Q : "How can I ... Any help would be much appreciated!"
A :
best follow the laws of the ECONOMY-of-COMPUTING :
Your briefly sketched problem has, out of question, immense "setup"-costs, having unspecified amount of some useful work to be computed on an unspecified HPC-ecosystem.
Even without hardware & rental details ( devil is always hidden in detail(s) & one can easily pay hilarious amounts of money for trying to make a (hiddenly) "shared"-platform deliver any improved computing performance - many startups have experienced this on voucher-sponsored promises, the more if an overall computing strategy was poorly designed )
I cannot resist not to quote the so called 1st Etore's Law of Evolution of Systems' Dynamics :
If we open a can of worms,
the only way how to put them back
is to use a bigger can
Closing our eyes not to see the accumulating inefficiencies is the worst sin of sins, as devastatingly exponential growths of all of costs, time & resources, incl. energy-consumption are common to meet on such, often many-levels stacked-inefficiencies' complex systems
ELEMENTARY RULES-of-THUMB ... how much we pay in [TIME]
Sorry if these were known to you beforehand, just trying to build some common ground, as a platform to lay further argumentation rock-solid on. More details are here and this is only a needed beginning, as more problems will definitely come from any real-world O( Mx * Ny * ... )-scaling related issues in further modelling.
0.1 ns - CPU NOP - a DO-NOTHING instruction
0.5 ns - CPU L1 dCACHE reference (1st introduced in late 80-ies )
1 ns - speed-of-light (a photon) travel a 1 ft (30.5cm) distance -- will stay, throughout any foreseeable future :o)
3~4 ns - CPU L2 CACHE reference (2020/Q1)

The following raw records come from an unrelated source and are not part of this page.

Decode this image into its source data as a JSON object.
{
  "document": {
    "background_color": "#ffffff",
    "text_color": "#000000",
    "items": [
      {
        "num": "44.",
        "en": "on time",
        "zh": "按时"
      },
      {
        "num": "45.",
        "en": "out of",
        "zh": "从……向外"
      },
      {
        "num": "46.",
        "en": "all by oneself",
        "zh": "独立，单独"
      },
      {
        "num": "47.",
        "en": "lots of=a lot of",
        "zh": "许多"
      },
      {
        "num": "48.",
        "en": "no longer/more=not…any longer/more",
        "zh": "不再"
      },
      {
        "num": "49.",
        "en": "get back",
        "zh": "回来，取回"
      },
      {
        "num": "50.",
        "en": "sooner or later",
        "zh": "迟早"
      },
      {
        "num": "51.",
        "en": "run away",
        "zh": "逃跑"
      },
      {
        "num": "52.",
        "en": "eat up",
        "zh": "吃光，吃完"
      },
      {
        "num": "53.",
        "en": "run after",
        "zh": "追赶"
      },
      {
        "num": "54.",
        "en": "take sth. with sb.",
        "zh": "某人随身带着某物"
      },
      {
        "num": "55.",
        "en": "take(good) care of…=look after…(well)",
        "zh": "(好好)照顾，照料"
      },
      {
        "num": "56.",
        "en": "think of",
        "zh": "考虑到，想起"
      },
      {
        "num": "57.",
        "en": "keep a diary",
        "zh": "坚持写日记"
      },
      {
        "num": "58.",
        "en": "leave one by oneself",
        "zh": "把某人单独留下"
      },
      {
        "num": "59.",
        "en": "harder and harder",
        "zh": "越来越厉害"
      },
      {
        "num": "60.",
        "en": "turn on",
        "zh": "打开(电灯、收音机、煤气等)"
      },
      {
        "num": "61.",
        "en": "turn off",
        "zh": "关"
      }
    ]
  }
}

7 ns - CPU L2 CACHE reference
19 ns - CPU L3 CACHE reference (2020/Q1 considered slow on 28c Skylake)
______________________on_CPU______________________________________________________________________________________
71 ns - CPU cross-QPI/NUMA best case on XEON E5-46*
100 ns - own DDR MEMORY reference
135 ns - CPU cross-QPI/NUMA best case on XEON E7-*
325 ns - CPU cross-QPI/NUMA worst case on XEON E5-46*
2,500 ns - Read 10 kB sequentially from MEMORY------ HPC-node
25,000 ns - Read 100 kB sequentially from MEMORY------ HPC-node
250,000 ns - Read 1 MB sequentially from MEMORY------ HPC-node
2,500,000 ns - Read 10 MB sequentially from MEMORY------ HPC-node
25,000,000 ns - Read 100 MB sequentially from MEMORY------ HPC-node (abstracted from shared physical RAM-I/O-channels)
250,000,000 ns - Read 1 GB sequentially from MEMORY------ HPC-node (abstracted from shared physical RAM-I/O-channels)
2,500,000,000 ns - Read 10 GB sequentially from MEMORY------ HPC-node (abstracted from shared physical RAM-I/O-channels)
25,000,000,000 ns - Read 100 GB sequentially from MEMORY------ HPC-node (abstracted from shared physical RAM-I/O-channels)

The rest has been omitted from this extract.